Pádraig Murphy at The Dublin Review of Books:
A striking element in the book, which is referenced all through it, is the extent to which the quality and the availability in the shops of what we call salami was a gauge of quality of life for people in the Soviet generation. As Alexievich puts it, giving voice to a common view in most of this generation (this is not her own view), “the man who chooses from a hundred different varieties of salami in the shop is freer than the man who chooses from ten varieties”. (She adds, provocatively and controversially, freedom also means “to be unwhipped, but we can never expect an unwhipped generation; the Russian doesn’t understand freedom, he needs the Cossack and the lash”.) There can be little doubt that the salami question points to a significant reason for the failure of the great experiment in transforming human nature. A striking example of its centrality is provided in the report of Yeltsin’s visit to the US in 1989. He toured a medium-sized grocery shop in Texas.
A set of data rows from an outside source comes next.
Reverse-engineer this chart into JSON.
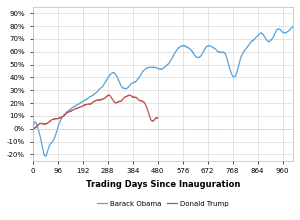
{
  "title": "",
  "xlabel": "Trading Days Since Inauguration",
  "ylabel": "",
  "obama_color": "#5ba3d9",
  "trump_color": "#c0504d",
  "background_color": "#ffffff",
  "plot_bg_color": "#ffffff",
  "grid_color": "#d0d0d0",
  "ylim": [
    -25,
    95
  ],
  "xlim": [
    0,
    1000
  ],
  "yticks": [
    -20,
    -10,
    0,
    10,
    20,
    30,
    40,
    50,
    60,
    70,
    80,
    90
  ],
  "xticks": [
    0,
    96,
    192,
    288,
    384,
    480,
    576,
    672,
    768,
    864,
    960
  ],
  "legend_labels": [
    "Barack Obama",
    "Donald Trump"
  ],
  "linewidth": 0.9
}
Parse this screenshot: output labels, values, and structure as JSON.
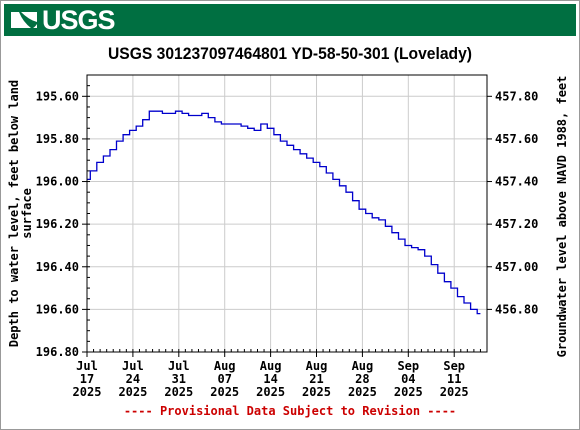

Leon Aron in his Yeltsin biography quotes one of the entourage: “For a long time, on the plane to Miami, he sat motionless, his head in his hands. ‘What have they done to our poor people?’ he said after a long silence.” The accompanying official went on: “On his return to Moscow, Yeltsin would confess the pain he had felt after the Houston excursion: ‘the pain for all of us, for our country so rich, so talented and so exhausted by incessant experiments’.”
This very question of the place of salami in an ideal society will, like a revenant, persist in those who come after the collapse of the Soviet system, as an index of where each situates himself or herself in relation to that vanished past. Most have become totally cynical. One businessman diagnoses “a mental revolution of one hundred and eighty degrees”. There is now no talk of the Gulag or anything like it.